The heart of the system is the AN/SPY-1, an advanced, automatic detect and track, multi-function phased-array radar. This high-powered radar is able to perform search, track, and missile guidance functions simultaneously, with a track capacity of more than 100 targets.

When paired with the MK 41 Vertical Launching System, it is capable of delivering missiles for every mission and threat environment in naval warfare.

Baseline 9 is only deployed on U.S. Navy Ticonderoga-class guided missile cruisers; Arleigh Burke-class guided missile destroyers and select guided missile destroyers of the Japan Maritime Self-Defense Force and the Republic of Korea Navy.

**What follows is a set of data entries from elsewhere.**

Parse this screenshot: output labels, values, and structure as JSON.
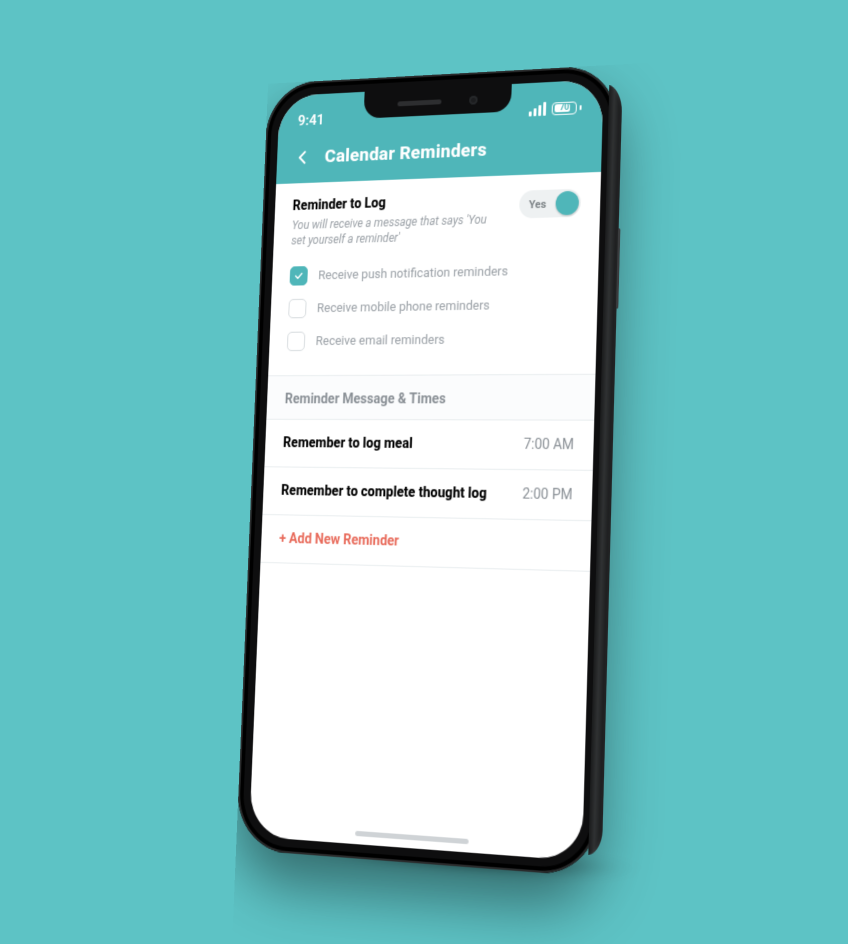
{
  "status": {
    "time": "9:41",
    "battery": "70"
  },
  "header": {
    "title": "Calendar Reminders"
  },
  "reminder_to_log": {
    "title": "Reminder to Log",
    "description": "You will receive a message that says 'You set yourself a reminder'",
    "toggle_label": "Yes"
  },
  "checkboxes": {
    "push": {
      "label": "Receive push notification reminders",
      "checked": true
    },
    "phone": {
      "label": "Receive mobile phone reminders",
      "checked": false
    },
    "email": {
      "label": "Receive email reminders",
      "checked": false
    }
  },
  "section_title": "Reminder Message & Times",
  "reminders": [
    {
      "name": "Remember to log meal",
      "time": "7:00 AM"
    },
    {
      "name": "Remember to complete thought log",
      "time": "2:00 PM"
    }
  ],
  "add_new": "+ Add New Reminder",
  "colors": {
    "accent": "#4fb6b9",
    "danger": "#e86a5a"
  }
}
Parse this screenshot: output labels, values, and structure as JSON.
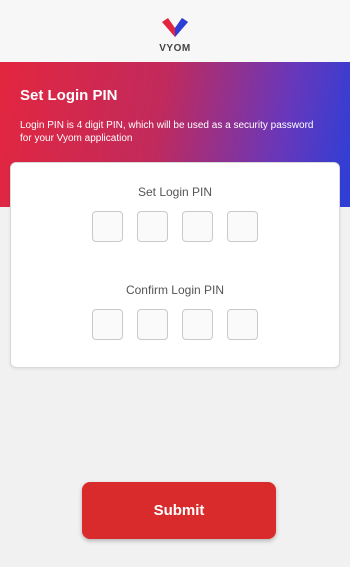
{
  "brand": {
    "name": "VYOM",
    "logo_icon": "checkmark-heart-icon",
    "accent": "#e3263f"
  },
  "header": {
    "title": "Set Login PIN",
    "description": "Login PIN is 4 digit PIN, which will be used as a security password for your Vyom application"
  },
  "form": {
    "set_label": "Set Login PIN",
    "confirm_label": "Confirm Login PIN",
    "set_pin": [
      "",
      "",
      "",
      ""
    ],
    "confirm_pin": [
      "",
      "",
      "",
      ""
    ]
  },
  "submit_label": "Submit",
  "colors": {
    "gradient_start": "#e3263f",
    "gradient_end": "#2b3fd8",
    "button": "#d92b2b"
  }
}
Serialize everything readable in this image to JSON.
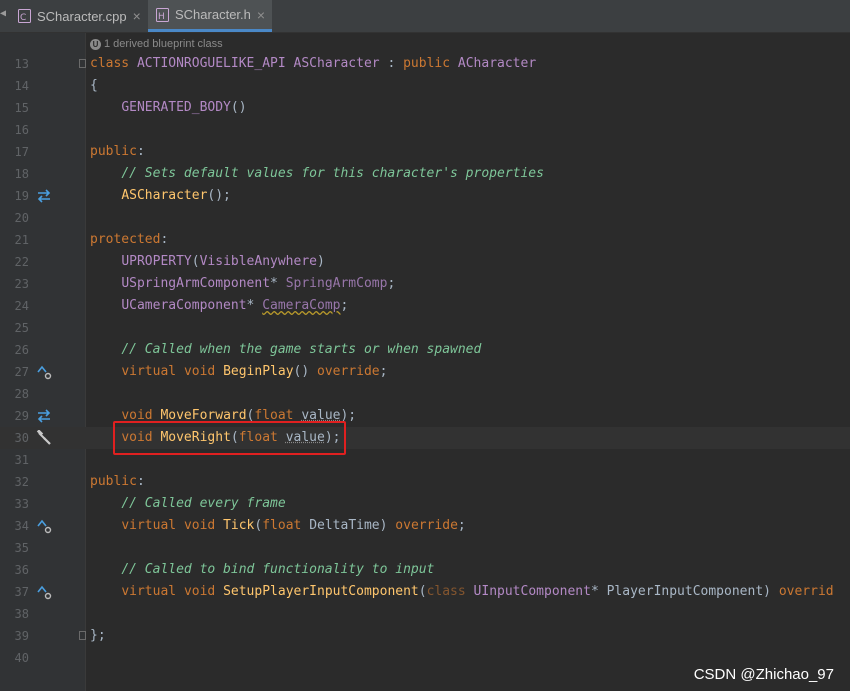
{
  "tabs": [
    {
      "label": "SCharacter.cpp",
      "active": false,
      "icon": "cpp-file-icon"
    },
    {
      "label": "SCharacter.h",
      "active": true,
      "icon": "header-file-icon"
    }
  ],
  "hint": {
    "badge": "U",
    "text": "1 derived blueprint class"
  },
  "lines": {
    "l13": {
      "num": "13",
      "t1": "class",
      "t2": "ACTIONROGUELIKE_API",
      "t3": "ASCharacter",
      "t4": ":",
      "t5": "public",
      "t6": "ACharacter"
    },
    "l14": {
      "num": "14",
      "t1": "{"
    },
    "l15": {
      "num": "15",
      "t1": "GENERATED_BODY",
      "t2": "()"
    },
    "l16": {
      "num": "16"
    },
    "l17": {
      "num": "17",
      "t1": "public",
      "t2": ":"
    },
    "l18": {
      "num": "18",
      "t1": "// Sets default values for this character's properties"
    },
    "l19": {
      "num": "19",
      "t1": "ASCharacter",
      "t2": "();"
    },
    "l20": {
      "num": "20"
    },
    "l21": {
      "num": "21",
      "t1": "protected",
      "t2": ":"
    },
    "l22": {
      "num": "22",
      "t1": "UPROPERTY",
      "t2": "(",
      "t3": "VisibleAnywhere",
      "t4": ")"
    },
    "l23": {
      "num": "23",
      "t1": "USpringArmComponent",
      "t2": "*",
      "t3": "SpringArmComp",
      "t4": ";"
    },
    "l24": {
      "num": "24",
      "t1": "UCameraComponent",
      "t2": "*",
      "t3": "CameraComp",
      "t4": ";"
    },
    "l25": {
      "num": "25"
    },
    "l26": {
      "num": "26",
      "t1": "// Called when the game starts or when spawned"
    },
    "l27": {
      "num": "27",
      "t1": "virtual",
      "t2": "void",
      "t3": "BeginPlay",
      "t4": "()",
      "t5": "override",
      "t6": ";"
    },
    "l28": {
      "num": "28"
    },
    "l29": {
      "num": "29",
      "t1": "void",
      "t2": "MoveForward",
      "t3": "(",
      "t4": "float",
      "t5": "value",
      "t6": ");"
    },
    "l30": {
      "num": "30",
      "t1": "void",
      "t2": "MoveRight",
      "t3": "(",
      "t4": "float",
      "t5": "value",
      "t6": ");"
    },
    "l31": {
      "num": "31"
    },
    "l32": {
      "num": "32",
      "t1": "public",
      "t2": ":"
    },
    "l33": {
      "num": "33",
      "t1": "// Called every frame"
    },
    "l34": {
      "num": "34",
      "t1": "virtual",
      "t2": "void",
      "t3": "Tick",
      "t4": "(",
      "t5": "float",
      "t6": "DeltaTime",
      "t7": ")",
      "t8": "override",
      "t9": ";"
    },
    "l35": {
      "num": "35"
    },
    "l36": {
      "num": "36",
      "t1": "// Called to bind functionality to input"
    },
    "l37": {
      "num": "37",
      "t1": "virtual",
      "t2": "void",
      "t3": "SetupPlayerInputComponent",
      "t4": "(",
      "t5": "class",
      "t6": "UInputComponent",
      "t7": "*",
      "t8": "PlayerInputComponent",
      "t9": ")",
      "t10": "overrid"
    },
    "l38": {
      "num": "38"
    },
    "l39": {
      "num": "39",
      "t1": "};"
    },
    "l40": {
      "num": "40"
    }
  },
  "watermark": "CSDN @Zhichao_97",
  "colors": {
    "keyword": "#cc7832",
    "function": "#ffc66d",
    "comment": "#629755",
    "highlight_box": "#e02020"
  }
}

In mid-2014, five Ticonderoga class cruisers and 25 Arleigh Burke-class destroyers were equipped with the Aegis BMD. Of these 30 ships, 16 are assigned to the United States Pacific Fleet (a component command of USPACOM) and 14 to the Atlantic Fleet. Those numbers have certainly risen since then.

The Navy is modernizing the existing Aegis technology aboard its warships and also including upgrades into ships now being built. These new upgrades are designed to build upon Baseline 9.

The upgrades will allow Aegis to be used to defend warships against missile attack and allow Navy missiles to be used as long-range anti-ship missiles.

Using Aegis, which was first designed as a defensive system, as an offensive system to sink surface warships supports the Navy's new warfighting strategy called distributed lethality.